Меня такой поворот даже возмутил:
– Ну, слушай! Разве можно писать в таких условиях? Ты что? Вчера я ушел, вы еще сидели, балаболили! В поездках мне в голову ничего не приходит! Да и разве охота? Так же нельзя!
Ахунов смеялся:
– А чего тебе здесь не нравится? Тишина, окно в лес смотрит. Птицы поют. Вот послезавтра в Москву поеду на заседание правления большого Союза. Там по утрам придется в гостинице работать.
– Послезавтра ты опять едешь куда-то? – я смотрел на него как на больного. – Нет, не хочу я твоей жизни! Я после этой-то поездки неделю буду в себя приходить.
– Ты – белоручка, родной, белая косточка…

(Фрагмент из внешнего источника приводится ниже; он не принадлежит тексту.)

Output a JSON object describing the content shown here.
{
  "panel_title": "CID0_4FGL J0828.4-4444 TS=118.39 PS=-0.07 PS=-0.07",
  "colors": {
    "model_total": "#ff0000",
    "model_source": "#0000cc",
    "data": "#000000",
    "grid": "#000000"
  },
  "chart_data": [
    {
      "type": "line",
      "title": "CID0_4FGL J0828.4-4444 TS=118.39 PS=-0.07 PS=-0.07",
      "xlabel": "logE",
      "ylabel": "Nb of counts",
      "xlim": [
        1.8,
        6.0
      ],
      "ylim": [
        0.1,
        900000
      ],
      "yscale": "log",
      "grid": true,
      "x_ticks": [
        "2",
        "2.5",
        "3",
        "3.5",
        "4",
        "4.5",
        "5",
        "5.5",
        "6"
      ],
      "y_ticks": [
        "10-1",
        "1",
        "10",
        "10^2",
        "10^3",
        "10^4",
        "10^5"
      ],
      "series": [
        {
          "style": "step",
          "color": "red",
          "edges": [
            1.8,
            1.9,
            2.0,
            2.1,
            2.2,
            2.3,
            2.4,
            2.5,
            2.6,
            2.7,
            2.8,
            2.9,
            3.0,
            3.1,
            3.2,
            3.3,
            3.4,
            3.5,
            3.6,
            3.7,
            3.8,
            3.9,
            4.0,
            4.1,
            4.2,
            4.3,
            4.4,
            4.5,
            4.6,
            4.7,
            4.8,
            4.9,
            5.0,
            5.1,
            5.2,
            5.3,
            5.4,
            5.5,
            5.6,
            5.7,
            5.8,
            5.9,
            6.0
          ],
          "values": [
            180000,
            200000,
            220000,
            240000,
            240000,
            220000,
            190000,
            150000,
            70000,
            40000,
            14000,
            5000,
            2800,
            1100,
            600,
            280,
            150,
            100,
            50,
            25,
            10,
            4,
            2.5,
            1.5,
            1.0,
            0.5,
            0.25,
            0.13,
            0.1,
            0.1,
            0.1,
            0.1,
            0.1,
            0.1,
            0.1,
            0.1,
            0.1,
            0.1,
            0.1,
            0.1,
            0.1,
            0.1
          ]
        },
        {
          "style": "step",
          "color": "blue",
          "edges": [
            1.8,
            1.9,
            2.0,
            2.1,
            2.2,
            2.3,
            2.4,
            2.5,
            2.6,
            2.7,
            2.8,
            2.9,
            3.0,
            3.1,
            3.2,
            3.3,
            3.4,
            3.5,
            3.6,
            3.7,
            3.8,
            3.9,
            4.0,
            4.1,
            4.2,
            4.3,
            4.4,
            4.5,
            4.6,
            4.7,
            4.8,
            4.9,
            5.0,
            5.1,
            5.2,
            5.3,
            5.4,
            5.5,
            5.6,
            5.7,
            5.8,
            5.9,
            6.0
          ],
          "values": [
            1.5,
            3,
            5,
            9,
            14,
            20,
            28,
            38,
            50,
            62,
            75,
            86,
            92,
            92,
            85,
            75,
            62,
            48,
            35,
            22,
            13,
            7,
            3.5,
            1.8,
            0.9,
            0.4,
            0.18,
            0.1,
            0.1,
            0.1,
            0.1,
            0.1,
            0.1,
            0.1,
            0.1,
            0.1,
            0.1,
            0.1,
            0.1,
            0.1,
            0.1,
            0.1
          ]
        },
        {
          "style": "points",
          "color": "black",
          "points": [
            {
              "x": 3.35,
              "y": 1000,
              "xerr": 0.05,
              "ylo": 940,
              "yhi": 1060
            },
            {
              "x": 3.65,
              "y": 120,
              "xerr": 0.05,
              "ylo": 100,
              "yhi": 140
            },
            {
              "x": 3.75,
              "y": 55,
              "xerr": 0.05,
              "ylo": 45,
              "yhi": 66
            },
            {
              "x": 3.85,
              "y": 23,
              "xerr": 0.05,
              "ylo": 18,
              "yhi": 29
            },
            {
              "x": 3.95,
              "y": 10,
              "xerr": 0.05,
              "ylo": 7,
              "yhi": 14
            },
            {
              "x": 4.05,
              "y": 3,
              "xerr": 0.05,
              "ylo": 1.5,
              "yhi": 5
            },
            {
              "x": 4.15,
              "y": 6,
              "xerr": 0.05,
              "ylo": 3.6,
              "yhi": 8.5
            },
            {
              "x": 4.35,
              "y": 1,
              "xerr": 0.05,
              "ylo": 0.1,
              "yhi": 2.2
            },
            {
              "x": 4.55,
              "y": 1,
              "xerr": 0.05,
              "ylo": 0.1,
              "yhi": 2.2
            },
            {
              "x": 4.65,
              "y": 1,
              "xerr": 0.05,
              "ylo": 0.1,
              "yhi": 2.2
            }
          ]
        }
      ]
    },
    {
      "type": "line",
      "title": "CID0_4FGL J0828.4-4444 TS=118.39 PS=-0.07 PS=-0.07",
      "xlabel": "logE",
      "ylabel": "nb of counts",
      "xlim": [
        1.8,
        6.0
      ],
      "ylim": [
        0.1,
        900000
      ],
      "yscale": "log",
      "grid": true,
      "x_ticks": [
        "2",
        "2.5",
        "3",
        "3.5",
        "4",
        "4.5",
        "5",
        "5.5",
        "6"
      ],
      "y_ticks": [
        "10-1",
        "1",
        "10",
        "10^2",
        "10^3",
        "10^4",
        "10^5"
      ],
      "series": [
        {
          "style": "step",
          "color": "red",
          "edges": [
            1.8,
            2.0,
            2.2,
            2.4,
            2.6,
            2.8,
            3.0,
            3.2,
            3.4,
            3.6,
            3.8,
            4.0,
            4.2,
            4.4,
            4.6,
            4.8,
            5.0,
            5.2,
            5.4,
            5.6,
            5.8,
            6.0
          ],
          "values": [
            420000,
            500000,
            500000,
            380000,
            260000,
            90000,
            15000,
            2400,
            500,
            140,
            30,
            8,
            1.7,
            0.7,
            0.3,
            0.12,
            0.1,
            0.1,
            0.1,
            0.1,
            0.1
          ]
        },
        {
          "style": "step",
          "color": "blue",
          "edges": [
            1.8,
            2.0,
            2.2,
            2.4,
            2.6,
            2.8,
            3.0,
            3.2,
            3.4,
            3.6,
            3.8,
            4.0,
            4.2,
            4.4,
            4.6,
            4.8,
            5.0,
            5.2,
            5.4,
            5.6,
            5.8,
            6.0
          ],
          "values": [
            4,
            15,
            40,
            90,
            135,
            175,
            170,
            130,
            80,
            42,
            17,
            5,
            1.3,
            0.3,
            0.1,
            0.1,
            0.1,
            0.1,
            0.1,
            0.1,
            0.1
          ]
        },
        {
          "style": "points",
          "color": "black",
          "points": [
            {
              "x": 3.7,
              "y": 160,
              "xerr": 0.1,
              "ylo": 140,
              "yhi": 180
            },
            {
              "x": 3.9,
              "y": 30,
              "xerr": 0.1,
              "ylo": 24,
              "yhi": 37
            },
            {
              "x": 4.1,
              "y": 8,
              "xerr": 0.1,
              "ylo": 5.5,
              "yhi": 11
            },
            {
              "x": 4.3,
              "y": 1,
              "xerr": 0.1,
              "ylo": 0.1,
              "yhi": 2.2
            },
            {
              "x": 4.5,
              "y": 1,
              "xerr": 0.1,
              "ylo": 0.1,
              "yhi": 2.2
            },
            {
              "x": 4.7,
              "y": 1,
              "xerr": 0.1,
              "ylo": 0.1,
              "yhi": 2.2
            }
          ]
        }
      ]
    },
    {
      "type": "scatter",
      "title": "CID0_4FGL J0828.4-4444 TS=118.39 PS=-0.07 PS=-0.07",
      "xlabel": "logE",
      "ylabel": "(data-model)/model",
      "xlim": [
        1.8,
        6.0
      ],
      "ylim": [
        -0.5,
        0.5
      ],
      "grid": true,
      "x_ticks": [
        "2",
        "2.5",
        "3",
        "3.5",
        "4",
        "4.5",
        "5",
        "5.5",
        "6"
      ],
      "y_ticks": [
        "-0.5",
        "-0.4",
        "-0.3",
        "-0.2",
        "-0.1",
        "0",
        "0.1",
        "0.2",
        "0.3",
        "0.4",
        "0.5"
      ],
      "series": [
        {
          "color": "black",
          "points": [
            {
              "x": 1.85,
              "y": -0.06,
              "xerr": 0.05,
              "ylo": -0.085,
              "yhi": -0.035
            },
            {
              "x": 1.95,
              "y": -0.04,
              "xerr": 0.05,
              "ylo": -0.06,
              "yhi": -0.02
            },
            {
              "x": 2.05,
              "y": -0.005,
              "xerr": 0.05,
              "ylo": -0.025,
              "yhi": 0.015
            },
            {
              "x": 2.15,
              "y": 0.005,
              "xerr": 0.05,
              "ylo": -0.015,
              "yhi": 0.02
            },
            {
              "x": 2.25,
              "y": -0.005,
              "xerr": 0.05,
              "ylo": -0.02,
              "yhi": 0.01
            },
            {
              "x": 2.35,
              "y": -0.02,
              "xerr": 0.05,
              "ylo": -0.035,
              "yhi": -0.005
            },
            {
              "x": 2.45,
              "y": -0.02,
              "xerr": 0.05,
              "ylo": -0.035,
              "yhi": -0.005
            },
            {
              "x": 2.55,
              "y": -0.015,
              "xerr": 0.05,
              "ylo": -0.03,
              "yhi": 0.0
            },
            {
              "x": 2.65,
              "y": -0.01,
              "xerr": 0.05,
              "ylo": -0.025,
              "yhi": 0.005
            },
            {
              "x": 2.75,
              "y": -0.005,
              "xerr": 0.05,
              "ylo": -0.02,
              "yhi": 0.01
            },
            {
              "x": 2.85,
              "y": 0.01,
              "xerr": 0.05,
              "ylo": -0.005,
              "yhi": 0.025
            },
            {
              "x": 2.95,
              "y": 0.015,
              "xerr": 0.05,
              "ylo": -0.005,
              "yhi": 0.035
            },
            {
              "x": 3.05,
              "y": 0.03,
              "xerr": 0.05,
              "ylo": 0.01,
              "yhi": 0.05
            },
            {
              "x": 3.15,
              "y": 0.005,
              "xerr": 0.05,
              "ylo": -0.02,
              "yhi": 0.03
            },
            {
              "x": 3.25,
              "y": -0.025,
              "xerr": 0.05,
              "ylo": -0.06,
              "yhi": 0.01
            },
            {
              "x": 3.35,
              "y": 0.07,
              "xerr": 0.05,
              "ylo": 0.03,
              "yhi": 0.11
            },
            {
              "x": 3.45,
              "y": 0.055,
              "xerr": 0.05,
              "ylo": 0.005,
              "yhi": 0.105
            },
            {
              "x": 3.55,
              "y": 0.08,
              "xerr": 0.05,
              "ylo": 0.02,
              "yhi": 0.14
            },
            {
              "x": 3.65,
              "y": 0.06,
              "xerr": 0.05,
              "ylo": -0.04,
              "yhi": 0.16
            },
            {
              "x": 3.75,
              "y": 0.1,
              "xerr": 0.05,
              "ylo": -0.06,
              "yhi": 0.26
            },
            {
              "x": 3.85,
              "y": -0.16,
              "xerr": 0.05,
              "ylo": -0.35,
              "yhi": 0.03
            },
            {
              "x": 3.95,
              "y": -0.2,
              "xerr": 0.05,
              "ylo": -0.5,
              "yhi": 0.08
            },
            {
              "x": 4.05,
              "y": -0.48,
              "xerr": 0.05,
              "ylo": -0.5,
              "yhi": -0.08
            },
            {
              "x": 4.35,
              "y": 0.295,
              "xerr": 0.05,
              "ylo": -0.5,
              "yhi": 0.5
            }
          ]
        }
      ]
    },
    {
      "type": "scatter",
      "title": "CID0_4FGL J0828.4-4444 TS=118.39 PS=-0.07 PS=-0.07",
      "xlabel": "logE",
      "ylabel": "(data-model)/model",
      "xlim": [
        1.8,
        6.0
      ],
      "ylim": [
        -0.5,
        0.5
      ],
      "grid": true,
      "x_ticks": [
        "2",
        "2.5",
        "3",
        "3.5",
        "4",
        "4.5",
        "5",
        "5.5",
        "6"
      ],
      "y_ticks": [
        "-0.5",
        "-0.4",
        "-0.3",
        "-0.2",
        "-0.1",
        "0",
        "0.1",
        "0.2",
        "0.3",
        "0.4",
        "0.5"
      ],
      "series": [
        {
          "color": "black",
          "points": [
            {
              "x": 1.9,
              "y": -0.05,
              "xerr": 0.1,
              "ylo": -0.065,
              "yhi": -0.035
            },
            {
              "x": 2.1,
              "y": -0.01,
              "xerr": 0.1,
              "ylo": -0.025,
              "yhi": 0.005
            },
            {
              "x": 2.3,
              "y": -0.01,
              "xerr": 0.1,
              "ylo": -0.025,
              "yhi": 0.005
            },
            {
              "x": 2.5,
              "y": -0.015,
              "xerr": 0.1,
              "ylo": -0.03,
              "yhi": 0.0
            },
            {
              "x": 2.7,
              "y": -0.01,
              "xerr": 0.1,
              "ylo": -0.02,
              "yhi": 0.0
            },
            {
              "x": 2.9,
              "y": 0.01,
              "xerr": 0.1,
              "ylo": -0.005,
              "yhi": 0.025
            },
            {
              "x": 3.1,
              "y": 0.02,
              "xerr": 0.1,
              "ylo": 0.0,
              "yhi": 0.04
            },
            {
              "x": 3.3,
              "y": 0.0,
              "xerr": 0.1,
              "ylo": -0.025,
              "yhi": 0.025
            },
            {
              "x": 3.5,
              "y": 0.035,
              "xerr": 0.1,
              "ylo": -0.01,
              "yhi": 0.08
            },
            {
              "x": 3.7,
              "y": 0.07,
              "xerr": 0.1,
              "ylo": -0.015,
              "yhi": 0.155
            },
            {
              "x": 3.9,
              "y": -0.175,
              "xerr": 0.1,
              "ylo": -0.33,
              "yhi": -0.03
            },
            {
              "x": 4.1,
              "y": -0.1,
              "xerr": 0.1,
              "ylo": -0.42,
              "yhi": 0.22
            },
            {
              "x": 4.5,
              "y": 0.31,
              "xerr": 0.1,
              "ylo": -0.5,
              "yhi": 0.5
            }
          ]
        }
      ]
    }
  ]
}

С 1972 года я был на «свободных хлебах» – нигде не служил, нигде не работал, жил на гонорары. Не было надо мной никакого начальства, кроме жены, никакого внешнего диктата и чужой посторонней воли. Правда, внутренней обязанности писать пьесы, повести, рассказы, трактаты – обязанности перед Богом и человеческим родом – с меня никто не снимал. Но иногда случалось и так, что целые недели и даже месяцы я не притрагивался к листу бумаги и пишущей машинке. Я был диким ловцом состояний вдохновения, а оно отнюдь не каждый день посещало меня. Ахунов же это состояние вдохновения всякий раз включал, как рабочий включает станок, в пять часов утра. Наблюдать это каждый день было выше моих сил.
– Вас, литературных генералов, все-таки куют, наверное, из железа, – произнес я.
– Мы сами себя куем… – улыбался Ахунов.
А через полтора часа мы с ним уже стояли на борту «Метеора», а с дебаркадера нам дружески махал рукой Николай Гурьев.
– Спасибо, ребятки! С вами вместе хоть весь свой район посмотрел, – кричал он. – Приезжайте опять!
«Метеор» отошел от причала, и скоро фигурка секретаря растаяла в сверкающей бесконечности вод.
– Хороший парень этот Николай! – сказал Ахунов. – И мы с тобой хорошие парни. Немного поразмяли свои кости…
Когда я задумал этот очерк об Ахунове для своего цикла «Имена», то вначале никак не мог к нему подступиться. Больно уж этот человек был весь положительный, круглый, благополучный, без единого сучка и трещинки. Были ли у него враги? Наверное, нет. Завистники, пожалуй, были, а вот враги вряд ли. Впрочем, без врагов в нашей жизни не обойтись. Другое дело, что он сам никому врагом не был. За все десятилетия близкого знакомства с Ахуновым я ни разу не слышал от него ни одного дурного слова в адрес других писателей. Для татар, надо сказать, это большая редкость. Мы весьма злоречивы. Ахунов же был отзывчив, легок на подъем. О ком только из нас он не писал статей, по сути, пропагандируя творчество своих собратьев по перу. Передо мной четвертый том его собрания сочинений, изданный в 1984 году в Татарском книжном издательстве, с обширными очерками и статьями о Тукае, Гафури, Джалиле, Шайхи Маннуре, Гали, Баширове, Иделле, Ибрагиме Гази, Абсалямове, Сибгате Хакиме, Заки Нури. Здесь же литературные очерки об Аязе Гилязове, Шаукате Галееве, Мухаммете Магдееве, Сарьяне, Ильдаре Юзееве, Равиле Файзуллине… В этом томе помещен и немалый по размеру очерк обо мне и моих пьесах. Я вот сподобился написать что-то о нем в 2004 году, а он, мой старший товарищ, на тринадцать лет старше меня, захотел написать обо мне еще в 1982 году, двадцатью двумя годами прежде. И написал, а опубликовал свой очерк в самый разгар развернутой против меня ожесточенной травли, когда другие мои коллеги по Союзу писателей только поносили меня.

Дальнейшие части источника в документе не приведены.